Taking in the scene, it became even more evident that these normally brown yards with their rocks and a few strategically placed cacti seemed to warn us that the desert could reclaim this land at any time. There were never any sprinklers in use. Most of us were careful with water consumption for anything but bathing and drinking. That is, all but Samuel.

He could be seen washing his car every week letting gallons of water run freely in the gutters. He never was much of a community-minded person. In retrospect, however, none of us really were. He was often just sitting on his porch, cigar smoldering between his tobacco stained teeth. The ever-present beer in his hand made it easy to figure out where the giant belly came from. It nearly positioned itself in his lap making him look like a giant pumpkin with arms and legs.

Samuel was probably the most unlikable person I’d ever met. A cantankerous old man, with the true narcissist nature flying like a flag in the wind.
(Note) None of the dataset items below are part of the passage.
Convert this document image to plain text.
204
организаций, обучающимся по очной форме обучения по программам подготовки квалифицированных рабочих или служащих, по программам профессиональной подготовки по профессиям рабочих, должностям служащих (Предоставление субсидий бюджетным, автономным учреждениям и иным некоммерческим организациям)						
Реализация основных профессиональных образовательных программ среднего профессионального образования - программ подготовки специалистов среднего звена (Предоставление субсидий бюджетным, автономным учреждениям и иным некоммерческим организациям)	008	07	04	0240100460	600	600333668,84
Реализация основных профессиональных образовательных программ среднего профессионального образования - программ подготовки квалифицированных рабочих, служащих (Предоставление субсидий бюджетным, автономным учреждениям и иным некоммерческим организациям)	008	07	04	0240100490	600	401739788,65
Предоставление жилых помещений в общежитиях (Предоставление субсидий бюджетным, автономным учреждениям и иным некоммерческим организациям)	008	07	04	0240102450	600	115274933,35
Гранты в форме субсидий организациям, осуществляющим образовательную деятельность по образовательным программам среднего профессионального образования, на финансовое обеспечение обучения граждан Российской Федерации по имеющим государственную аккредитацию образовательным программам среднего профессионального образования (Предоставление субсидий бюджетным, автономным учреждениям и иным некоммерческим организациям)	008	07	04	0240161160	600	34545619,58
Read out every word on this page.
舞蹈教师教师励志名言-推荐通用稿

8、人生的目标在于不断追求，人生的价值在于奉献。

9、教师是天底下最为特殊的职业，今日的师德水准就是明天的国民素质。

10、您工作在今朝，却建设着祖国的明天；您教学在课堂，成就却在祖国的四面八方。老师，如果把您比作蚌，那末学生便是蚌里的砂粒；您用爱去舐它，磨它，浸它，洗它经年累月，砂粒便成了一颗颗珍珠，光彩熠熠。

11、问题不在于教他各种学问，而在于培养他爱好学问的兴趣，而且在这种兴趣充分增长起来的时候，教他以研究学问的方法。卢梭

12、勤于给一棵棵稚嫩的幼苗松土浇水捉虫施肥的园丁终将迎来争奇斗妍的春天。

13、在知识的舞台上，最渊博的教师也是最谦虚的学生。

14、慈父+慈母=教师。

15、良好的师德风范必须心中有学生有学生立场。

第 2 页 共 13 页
Generally, even these types didn’t faze me, but this one did, he grated on every nerve in my body. He was mean and nasty at every encounter. It seemed as though every word came out of his mouth dripping with disdain for all those around him.

There had been a nagging feeling plaguing me since the power went out and my cell phone ended up completely dead. Not just without service, but dead. A black screen staring back at me when I’d repeatedly pressed the power button. It was on a full charge, and even without cell service, apps should still work. I surmised that at the very least it should still take pictures and be able to turn on.

It wasn’t plugged in so It couldn’t have gotten a shock from a surge when the power went out. It was the same thing with my laptop, it was in my lap as I worked on a power point presentation I’d soon be giving.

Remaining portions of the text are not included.